The effects of habitat fragmentation on biodiversity and the role of intact forests in mitigating biodiversity loss and climate change.
Structurally intact forests are biodiversity strongholds, and they play a critical role in combating climate change. We are using state of the art remotely sensed and large biological databases to better understand how intact forests reduce extinction for vertebrate species worldwide. We are also estimating the carbon biomass lost or ‘missing’ from the world’s forests because of degradation. Overall, this research will quantify the global role of intact forests in preventing biodiversity loss and mitigating climate change, compared with degraded forests. Further, it also stands to provide solutions for future policy and management action by illuminating how current practices may be compromising the biodiversity values and ecosystem services provided by intact forests. and ecosystem services provided by intact forests.

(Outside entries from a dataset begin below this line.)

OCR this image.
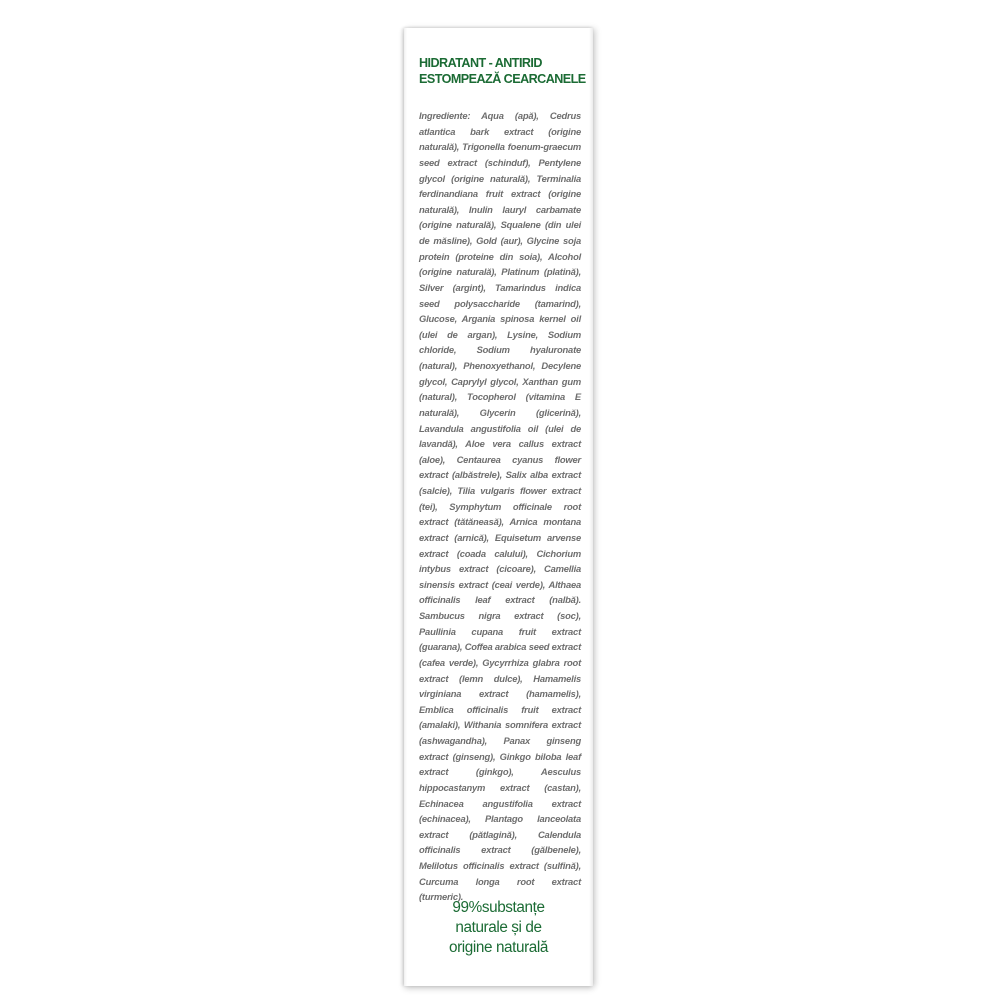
HIDRATANT - ANTIRID
ESTOMPEAZĂ CEARCANELE

Ingrediente: Aqua (apă), Cedrus atlantica bark extract (origine naturală), Trigonella foenum-graecum seed extract (schinduf), Pentylene glycol (origine naturală), Terminalia ferdinandiana fruit extract (origine naturală), Inulin lauryl carbamate (origine naturală), Squalene (din ulei de măsline), Gold (aur), Glycine soja protein (proteine din soia), Alcohol (origine naturală), Platinum (platină), Silver (argint), Tamarindus indica seed polysaccharide (tamarind), Glucose, Argania spinosa kernel oil (ulei de argan), Lysine, Sodium chloride, Sodium hyaluronate (natural), Phenoxyethanol, Decylene glycol, Caprylyl glycol, Xanthan gum (natural), Tocopherol (vitamina E naturală), Glycerin (glicerină), Lavandula angustifolia oil (ulei de lavandă), Aloe vera callus extract (aloe), Centaurea cyanus flower extract (albăstrele), Salix alba extract (salcie), Tilia vulgaris flower extract (tei), Symphytum officinale root extract (tătăneasă), Arnica montana extract (arnică), Equisetum arvense extract (coada calului), Cichorium intybus extract (cicoare), Camellia sinensis extract (ceai verde), Althaea officinalis leaf extract (nalbă). Sambucus nigra extract (soc), Paullinia cupana fruit extract (guarana), Coffea arabica seed extract (cafea verde), Gycyrrhiza glabra root extract (lemn dulce), Hamamelis virginiana extract (hamamelis), Emblica officinalis fruit extract (amalaki), Withania somnifera extract (ashwagandha), Panax ginseng extract (ginseng), Ginkgo biloba leaf extract (ginkgo), Aesculus hippocastanym extract (castan), Echinacea angustifolia extract (echinacea), Plantago lanceolata extract (pătlagină), Calendula officinalis extract (gălbenele), Melilotus officinalis extract (sulfină), Curcuma longa root extract (turmeric).

99%substanțe
naturale și de
origine naturală
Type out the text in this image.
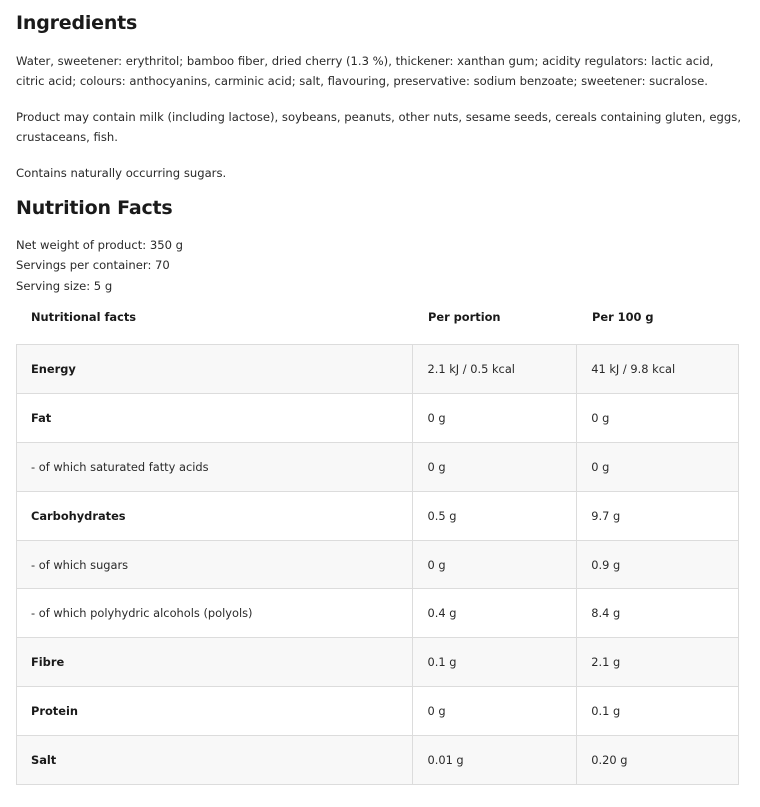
Ingredients

Water, sweetener: erythritol; bamboo fiber, dried cherry (1.3 %), thickener: xanthan gum; acidity regulators: lactic acid, citric acid; colours: anthocyanins, carminic acid; salt, flavouring, preservative: sodium benzoate; sweetener: sucralose.

Product may contain milk (including lactose), soybeans, peanuts, other nuts, sesame seeds, cereals containing gluten, eggs, crustaceans, fish.

Contains naturally occurring sugars.

Nutrition Facts
Net weight of product: 350 g
Servings per container: 70
Serving size: 5 g
Nutritional facts	Per portion	Per 100 g
Energy	2.1 kJ / 0.5 kcal	41 kJ / 9.8 kcal
Fat	0 g	0 g
- of which saturated fatty acids	0 g	0 g
Carbohydrates	0.5 g	9.7 g
- of which sugars	0 g	0.9 g
- of which polyhydric alcohols (polyols)	0.4 g	8.4 g
Fibre	0.1 g	2.1 g
Protein	0 g	0.1 g
Salt	0.01 g	0.20 g
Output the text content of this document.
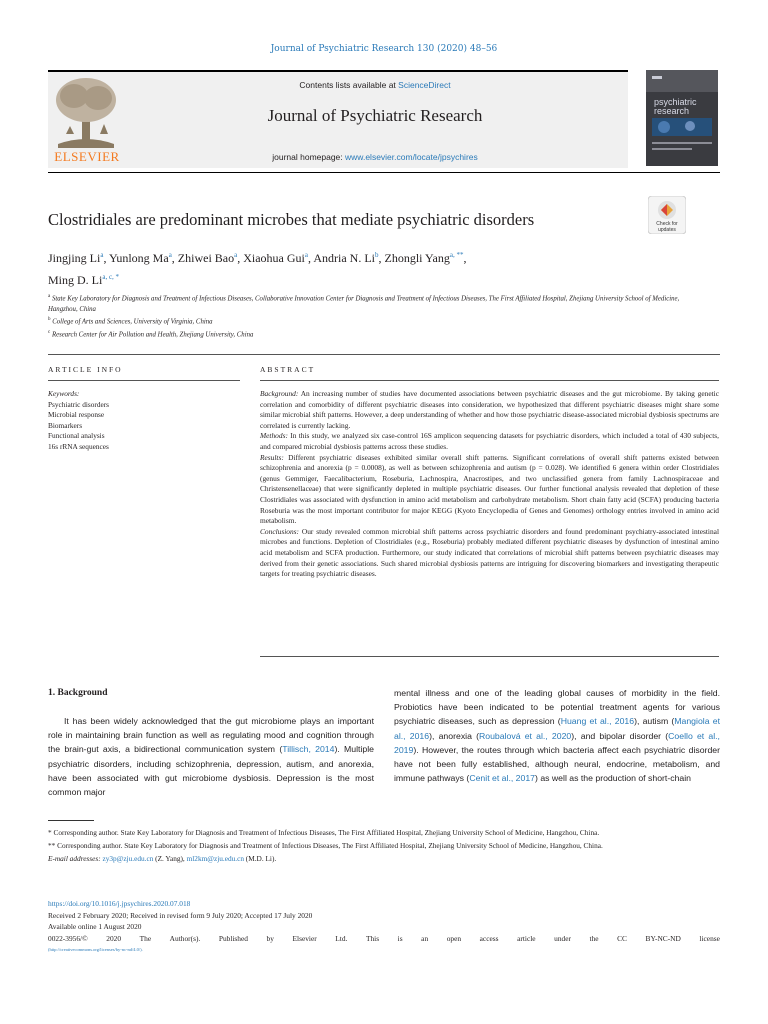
Journal of Psychiatric Research 130 (2020) 48–56
ELSEVIER
Contents lists available at ScienceDirect
Journal of Psychiatric Research
journal homepage: www.elsevier.com/locate/jpsychires
psychiatric
research
Clostridiales are predominant microbes that mediate psychiatric disorders	Check for
updates
Jingjing Li$^a$, Yunlong Ma$^a$, Zhiwei Bao$^a$, Xiaohua Gui$^a$, Andria N. Li$^b$, Zhongli Yang$^{a, **}$,
Ming D. $Li^{a, c, *}$
$^a$ State Key Laboratory for Diagnosis and Treatment of Infectious Diseases, Collaborative Innovation Center for Diagnosis and Treatment of Infectious Diseases, The First Affiliated Hospital, Zhejiang University School of Medicine, Hangzhou, China
$^b$ College of Arts and Sciences, University of Virginia, China
$^c$ Research Center for Air Pollution and Health, Zhejiang University, China
ARTICLE INFO	ABSTRACT
Keywords:
Psychiatric disorders
Microbial response
Biomarkers
Functional analysis
16s rRNA sequences

Background: An increasing number of studies have documented associations between psychiatric diseases and the gut microbiome. By taking genetic correlation and comorbidity of different psychiatric diseases into consideration, we hypothesized that different psychiatric diseases might share some similar microbial shift patterns. However, a deep understanding of whether and how those psychiatric disease-associated microbial dysbiosis spectrums are correlated is currently lacking.

Methods: In this study, we analyzed six case-control 16S amplicon sequencing datasets for psychiatric disorders, which included a total of 430 subjects, and compared microbial dysbiosis patterns across these studies.

Results: Different psychiatric diseases exhibited similar overall shift patterns. Significant correlations of overall shift patterns existed between schizophrenia and anorexia (p = 0.0008), as well as between schizophrenia and autism (p = 0.028). We identified 6 genera within order Clostridiales (genus Gemmiger, Faecalibacterium, Roseburia, Lachnospira, Anacrostipes, and two unclassified genera from family Lachnospiraceae and Christensenellaceae) that were significantly depleted in multiple psychiatric diseases. Our further functional analysis revealed that depletion of these Clostridiales was associated with dysfunction in amino acid metabolism and carbohydrate metabolism. Short chain fatty acid (SCFA) producing bacteria Roseburia was the most important contributor for major KEGG (Kyoto Encyclopedia of Genes and Genomes) orthology entries involved in amino acid metabolism.

Conclusions: Our study revealed common microbial shift patterns across psychiatric disorders and found predominant psychiatry-associated intestinal microbes and functions. Depletion of Clostridiales (e.g., Roseburia) probably mediated different psychiatric diseases by dysfunction of intestinal amino acid metabolism and SCFA production. Furthermore, our study indicated that correlations of microbial shift patterns between psychiatric diseases may derived from their genetic associations. Such shared microbial dysbiosis patterns are intriguing for discovering biomarkers and investigating therapeutic targets for treating psychiatric diseases.

1. Background
It has been widely acknowledged that the gut microbiome plays an important role in maintaining brain function as well as regulating mood and cognition through the brain-gut axis, a bidirectional communication system (Tillisch, 2014). Multiple psychiatric disorders, including schizophrenia, depression, autism, and anorexia, have been associated with gut microbiome dysbiosis. Depression is the most common major
mental illness and one of the leading global causes of morbidity in the field. Probiotics have been indicated to be potential treatment agents for various psychiatric diseases, such as depression (Huang et al., 2016), autism (Mangiola et al., 2016), anorexia (Roubalová et al., 2020), and bipolar disorder (Coello et al., 2019). However, the routes through which bacteria affect each psychiatric disorder have not been fully established, although neural, endocrine, metabolism, and immune pathways (Cenit et al., 2017) as well as the production of short-chain

* Corresponding author. State Key Laboratory for Diagnosis and Treatment of Infectious Diseases, The First Affiliated Hospital, Zhejiang University School of Medicine, Hangzhou, China.

** Corresponding author. State Key Laboratory for Diagnosis and Treatment of Infectious Diseases, The First Affiliated Hospital, Zhejiang University School of Medicine, Hangzhou, China.

E-mail addresses: zy3p@zju.edu.cn (Z. Yang), ml2km@zju.edu.cn (M.D. Li).

https://doi.org/10.1016/j.jpsychires.2020.07.018
Received 2 February 2020; Received in revised form 9 July 2020; Accepted 17 July 2020
Available online 1 August 2020
0022-3956/©	2020	The	Author(s).	Published	by	Elsevier	Ltd.	This	is	an	open	access	article	under	the	CC	BY-NC-ND	license
(http://creativecommons.org/licenses/by-nc-nd/4.0/).
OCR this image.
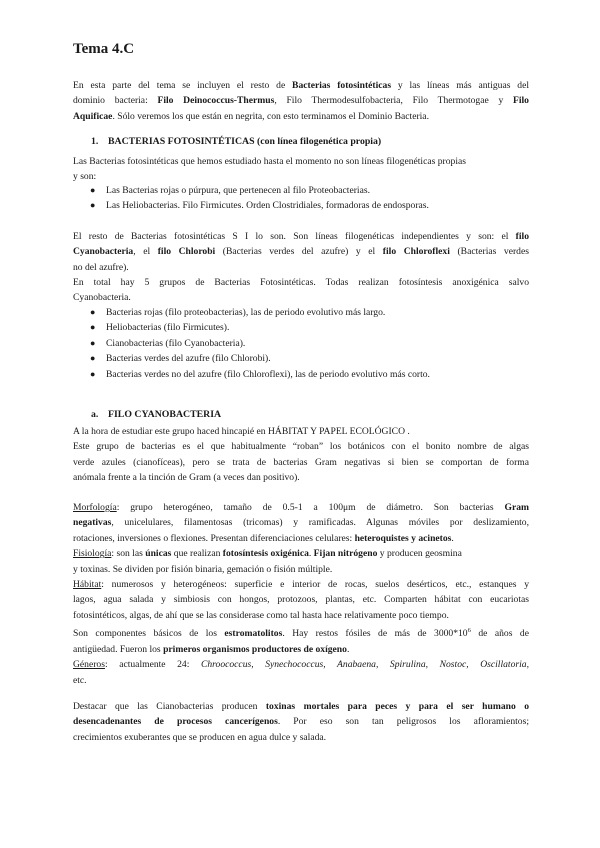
Tema 4.C
En esta parte del tema se incluyen el resto de Bacterias fotosintéticas y las líneas más antiguas del
dominio bacteria: Filo Deinococcus-Thermus, Filo Thermodesulfobacteria, Filo Thermotogae y Filo
Aquificae. Sólo veremos los que están en negrita, con esto terminamos el Dominio Bacteria.
1. BACTERIAS FOTOSINTÉTICAS (con línea filogenética propia)
Las Bacterias fotosintéticas que hemos estudiado hasta el momento no son líneas filogenéticas propias
y son:
● Las Bacterias rojas o púrpura, que pertenecen al filo Proteobacterias.
● Las Heliobacterias. Filo Firmicutes. Orden Clostridiales, formadoras de endosporas.
El resto de Bacterias fotosintéticas S I lo son. Son líneas filogenéticas independientes y son: el filo
Cyanobacteria, el filo Chlorobi (Bacterias verdes del azufre) y el filo Chloroflexi (Bacterias verdes
no del azufre).
En total hay 5 grupos de Bacterias Fotosintéticas. Todas realizan fotosíntesis anoxigénica salvo
Cyanobacteria.
● Bacterias rojas (filo proteobacterias), las de periodo evolutivo más largo.
● Heliobacterias (filo Firmicutes).
● Cianobacterias (filo Cyanobacteria).
● Bacterias verdes del azufre (filo Chlorobi).
● Bacterias verdes no del azufre (filo Chloroflexi), las de periodo evolutivo más corto.
a. FILO CYANOBACTERIA
A la hora de estudiar este grupo haced hincapié en HÁBITAT Y PAPEL ECOLÓGICO .
Este grupo de bacterias es el que habitualmente “roban” los botánicos con el bonito nombre de algas
verde azules (cianofíceas), pero se trata de bacterias Gram negativas si bien se comportan de forma
anómala frente a la tinción de Gram (a veces dan positivo).
Morfología: grupo heterogéneo, tamaño de 0.5-1 a 100μm de diámetro. Son bacterias Gram
negativas, unicelulares, filamentosas (tricomas) y ramificadas. Algunas móviles por deslizamiento,
rotaciones, inversiones o flexiones. Presentan diferenciaciones celulares: heteroquistes y acinetos.
Fisiología: son las únicas que realizan fotosíntesis oxigénica. Fijan nitrógeno y producen geosmina
y toxinas. Se dividen por fisión binaria, gemación o fisión múltiple.
Hábitat: numerosos y heterogéneos: superficie e interior de rocas, suelos desérticos, etc., estanques y
lagos, agua salada y simbiosis con hongos, protozoos, plantas, etc. Comparten hábitat con eucariotas
fotosintéticos, algas, de ahí que se las considerase como tal hasta hace relativamente poco tiempo.
Son componentes básicos de los estromatolitos. Hay restos fósiles de más de $3000*10^6$ de años de
antigüedad. Fueron los primeros organismos productores de oxígeno.
Géneros: actualmente 24: Chroococcus, Synechococcus, Anabaena, Spirulina, Nostoc, Oscillatoria,
etc.
Destacar que las Cianobacterias producen toxinas mortales para peces y para el ser humano o
desencadenantes de procesos cancerígenos. Por eso son tan peligrosos los afloramientos;
crecimientos exuberantes que se producen en agua dulce y salada.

The effects of habitat fragmentation on species extinction risk
It is clear that the impacts of habitat loss on species depends on the spatial arrangement – or fragmentation – of remaining habitat, but less is known about the role of the anthropogenic matrix surrounding habitat fragments and how it influences species persistence.
Lead by Juan Pablo Ramirez-Delgado, the Conservation Solution Lab is undertaking a global scale analysis to shed light on the relationship between habitat fragmentation, matrix condition and species extinction risk. This project seeks to better understand species’ responses to landscape changes, which are necessary to inform conservation policies and management strategies.